North Korean hackers are deploying a sophisticated scheme, posing as legitimate remote IT workers to infiltrate companies globally and funnel illicit funds back to Pyongyang, according to recent cybersecurity research. This operation, active since at least 2017, has evolved into a multi-continental enterprise, targeting new industries and larger organizations. The primary goal is to generate revenue to support the regime’s weapons programs, circumventing international sanctions.
State-sponsored operatives meticulously craft stolen identities, fabricate impressive resumes, and secure fake professional credentials to land remote software development roles. Particularly in the United States and Europe, these individuals have successfully gained employment. During virtual interviews, they often steer conversations away from video calls, citing technical issues, while an accomplice typically appears on camera. Individual operatives can earn substantial salaries, potentially up to $300,000 annually, with a significant portion, estimated up to 90 percent, reportedly remitted to North Korea to fund its missile and weapons of mass destruction initiatives.
VPN Abuse and Residential IP Deception by North Korean Hackers
A critical element of this widespread cybersecurity threat involves the covert use of virtual private networks (VPNs) to obscure the operatives’ true locations. Analysis by Team Cymru, prompted by a cryptocurrency security researcher’s flagging of the domain luckyguys[.]site, revealed extensive network activity linked to this infrastructure. This domain was identified as being associated with payments made by DPRK-connected fake IT workers.
At the time of analysis, the domain resolved to IP address 163.245.219[.]19. Researchers examining 30 days of network traffic associated with this infrastructure uncovered a broader operational picture. The findings illustrate how these operatives communicate, manage their activities, and transfer funds without immediately alerting security teams.
The investigation highlighted a heavy reliance on specific VPN services to mask their origins. Astrill VPN accounted for 37.5 percent of observed traffic, followed by Mullvad at 32.25 percent, and Proton VPN at 6.25 percent. These services enable the operatives to route their internet traffic through exit nodes located in the United States, creating the illusion of being ordinary domestic employees.
Furthermore, network activity analysis revealed connections to popular services like Gmail, ChatGPT, and Workana. Workana, a freelance platform, has emerged as a notable channel through which these threat actors seek remote employment under false pretenses.
Adding to their operational sophistication, the group also employs techniques to mask their network presence more effectively. Team Cymru’s research indicated communication with both American and Latvian residential IP addresses during the review period. This strongly suggests the utilization of home-based systems or so-called laptop farms, where actual laptops provided by employers are managed from residences overseen by U.S.-based facilitators.
The rapid decline in network traffic observed immediately after the public disclosure of the luckyguys[.]site domain underscores the operators’ vigilance. This swift abandonment of identified infrastructure is a well-documented pattern of behavior by the Democratic People’s Republic of Korea (DPRK), indicative of their strategy to quickly pivot once their operations are exposed.
In response to escalating law enforcement pressure, particularly in the United States, these North Korean IT worker schemes have become increasingly aggressive. Since late 2024, operatives have reportedly escalated their tactics to include extortion, stealing sensitive data and source code from their employers before demanding ransom payments. In March 2026, the U.S. Department of the Treasury’s Office of Foreign Assets Control sanctioned six individuals and two entities deemed directly involved in these fraudulent activities. Various threat intelligence teams also track this operation under aliases such as Coral Sleet, PurpleDelta, and Wagemole.

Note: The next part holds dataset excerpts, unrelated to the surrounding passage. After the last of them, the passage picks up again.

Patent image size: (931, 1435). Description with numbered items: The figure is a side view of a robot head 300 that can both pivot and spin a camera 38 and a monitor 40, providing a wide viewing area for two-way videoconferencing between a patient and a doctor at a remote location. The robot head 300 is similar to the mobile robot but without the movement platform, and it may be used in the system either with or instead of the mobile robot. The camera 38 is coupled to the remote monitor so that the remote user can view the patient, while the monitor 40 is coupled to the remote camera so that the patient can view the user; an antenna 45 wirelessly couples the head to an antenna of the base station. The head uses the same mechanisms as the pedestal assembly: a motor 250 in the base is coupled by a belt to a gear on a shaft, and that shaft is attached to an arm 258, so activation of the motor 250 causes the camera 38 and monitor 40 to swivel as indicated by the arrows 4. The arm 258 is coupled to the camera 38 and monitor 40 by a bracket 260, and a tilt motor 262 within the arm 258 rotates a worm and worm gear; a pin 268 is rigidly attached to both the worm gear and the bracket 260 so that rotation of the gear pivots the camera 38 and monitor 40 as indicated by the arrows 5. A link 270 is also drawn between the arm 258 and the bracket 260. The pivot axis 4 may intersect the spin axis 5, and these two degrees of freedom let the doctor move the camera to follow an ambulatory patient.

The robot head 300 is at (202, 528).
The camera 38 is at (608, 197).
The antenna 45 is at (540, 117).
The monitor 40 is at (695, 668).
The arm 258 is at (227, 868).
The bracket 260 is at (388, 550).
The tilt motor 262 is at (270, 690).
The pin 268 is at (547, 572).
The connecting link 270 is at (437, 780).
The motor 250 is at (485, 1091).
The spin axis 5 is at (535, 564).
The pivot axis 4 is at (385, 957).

Organizations are advised to implement several key recommendations based on these findings. Residential IP addresses should no longer be assumed as inherently trustworthy, as they can be components of proxy or money laundering networks. Increased scrutiny of VPN usage, particularly from providers previously linked to DPRK activities, is warranted as a potential risk indicator. Freelance hiring channels, especially those operating on global platforms, represent a significant infiltration vector that requires enhanced vetting during the employee onboarding process. Network traffic connecting to IP addresses 216.158.225[.]144 and 163.245.219[.]19 should be flagged for immediate investigation. Particular caution is advised for residential IPs exhibiting proxy-hosting behaviors, as these may be part of the infrastructure supporting malicious operations.
The continued evolution of these tactics by North Korean state-sponsored groups highlights the ongoing need for robust cybersecurity measures and international cooperation. The reliance on disguised identities and sophisticated network masking techniques presents an evolving challenge for businesses worldwide. Future efforts will likely focus on further attribution and the disruption of the financial flows that sustain these cybercrime operations.